2 More Chinese Firms Pull US IPO Plans Amid Fallout From Didi Disaster

2 More Chinese Firms Pull US IPO Plans Amid Fallout From Didi Disaster

Less than a week after Beijing pulled off its egregious rug-pull of the Didi IPO – after which the world learned that Beijing had ‘suggested’ to the company’s management that the CCP wasn’t entirely comfortable with their plans to list in the US – more Chinese firms are abandoning plans to list in New York as the world wonders whether the US has seen the last listing of a Chinese company.

Following reports from earlier this week claiming TikTok-owner ByteDance had decided to abandon plans to list in the US in favor of listing in Hong Kong, two more Chinese firms called off their US IPOs on Thursday. They include Alibaba-backed LinkDoc and SoftBank- and Tencent-backed fitness app Keep.

LinkDoc had planned to raise up to $210MM on the Nasdaq, but it closed its book on Wednesday despite reportedly strong demand. However, Nikkei reported that “market volatility, regulatory uncertainty and fear of angering Chinese regulators have prompted the company to cancel the offering, one of the people said. The company had been expected to price the deal today, which means it would have likely started trading some time next week.
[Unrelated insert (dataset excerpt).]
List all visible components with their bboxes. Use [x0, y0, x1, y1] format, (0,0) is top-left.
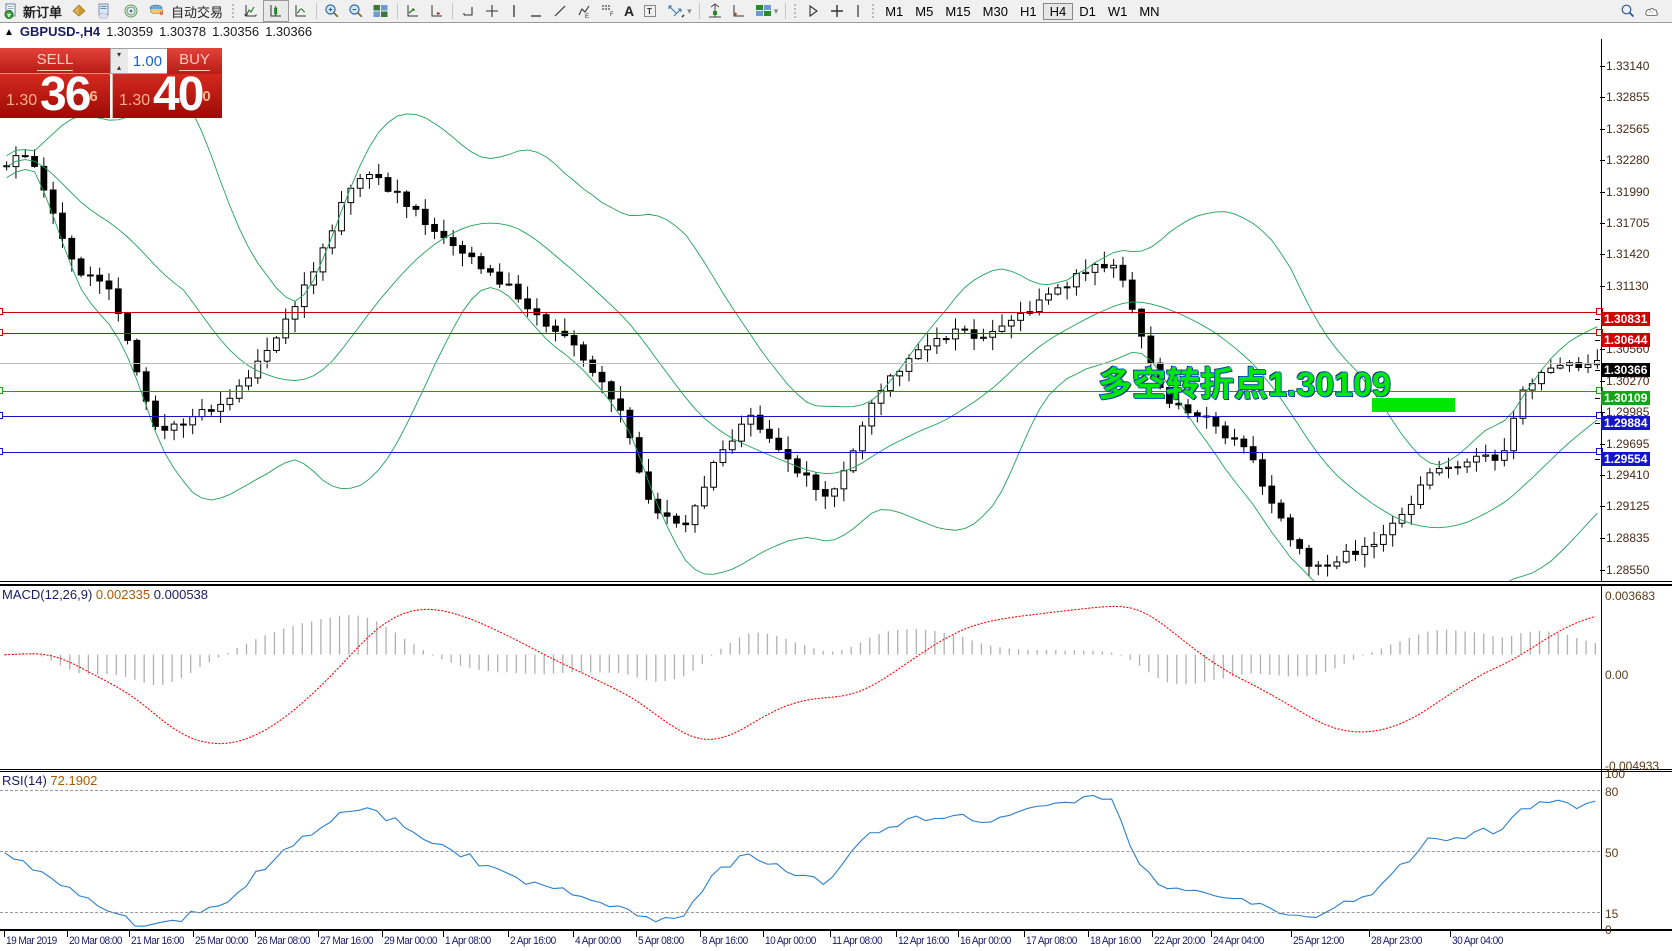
svg-text:E: E [585, 14, 589, 19]
svg-text:T: T [647, 7, 652, 16]
svg-text:F: F [610, 12, 614, 18]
On Wednesday, LinkDoc updated its prospectus to cite new risks from Beijing, in what was perhaps a hint that the deal would soon be pulled. According to anonymously-sourced whispers, LinkDoc, a provider of cancer-focused health care services using big data and artificial intelligence, had planned to sell 10.8MM shares priced between $17.50 and $19.50 each.

Including the $4.4 billion raised by Didi, a total of 36 Chinese companies have sold shares in New York this year, raising a total of $12.6 billion, according to Dealogic. This marks the fastest start to a year for Chinese deal flow; Chinese firms raised just $2.8 billion in the same period last year.

Later in the morning, the FT reported that Keep, which had been expected to raise up to $500MM, has told its bankers at Morgan Stanley that it would cancel its plans to meet with potential investors this week, according to anonymous sources familiar with the deal. Additionally, the FT confirmed earlier reports that Ximalaya, a podcasting platform (which has courted some controversy of its own), had recently canceled its IPO, apparently before the Didi rug-pull which suggests it may have decided to cancel or delay those plans for other reasons.

Beijing warned earlier this week that it would no longer tolerate overseas listings as it pushes domestic firms to list in Hong Kong or domestically. The crackdown on Didi and two other post-IPO Chinese firms was said to be tied to their handling of Chinese consumer data, which is now subject to strict laws requiring companies to keep the physical data in the country.

Keep is the latest disaster for SoftBank, which is suffering heavy losses as many of its portfolio companies (including Alibaba) have tumbled in the aftermath of Didi’s troubles. Keep was valued at $2 billion in its latest SoftBank-led funding round. SoftBsnk is also a major shareholder in Didi. The firm is also an investor in ByteDance, which has also reportedly scrapped plans to list in the US.

The crackdown is being led by the Cyberspace Administration of China, a regulator created by President Xi Jinping during his first term in office. Media outlets have been scrambling to offer readers and explanation of what the regulator does and how it works, seeing as it’s now apparently playing a major role as a gatekeeper of Chinese firms (Nikkei published a lengthy explainer here).

WSJ’s report on the agency offered some new details about the “miscommunication” that preceded Didi’s listing. While the CAC and some others reportedly suggested to Didi that it might want to reconsider, other regulators – including the country’s main economic and financial regulators – reportedly encouraged Didi to press ahead.

Bottom line: the CAC has been tasked with cementing the CCP’s control over the private corporate sector including – and especially – technology firms. Chinese law says data collected from social media, e-commerce, lending and other private business activities is a “national asset” and must be safeguarded.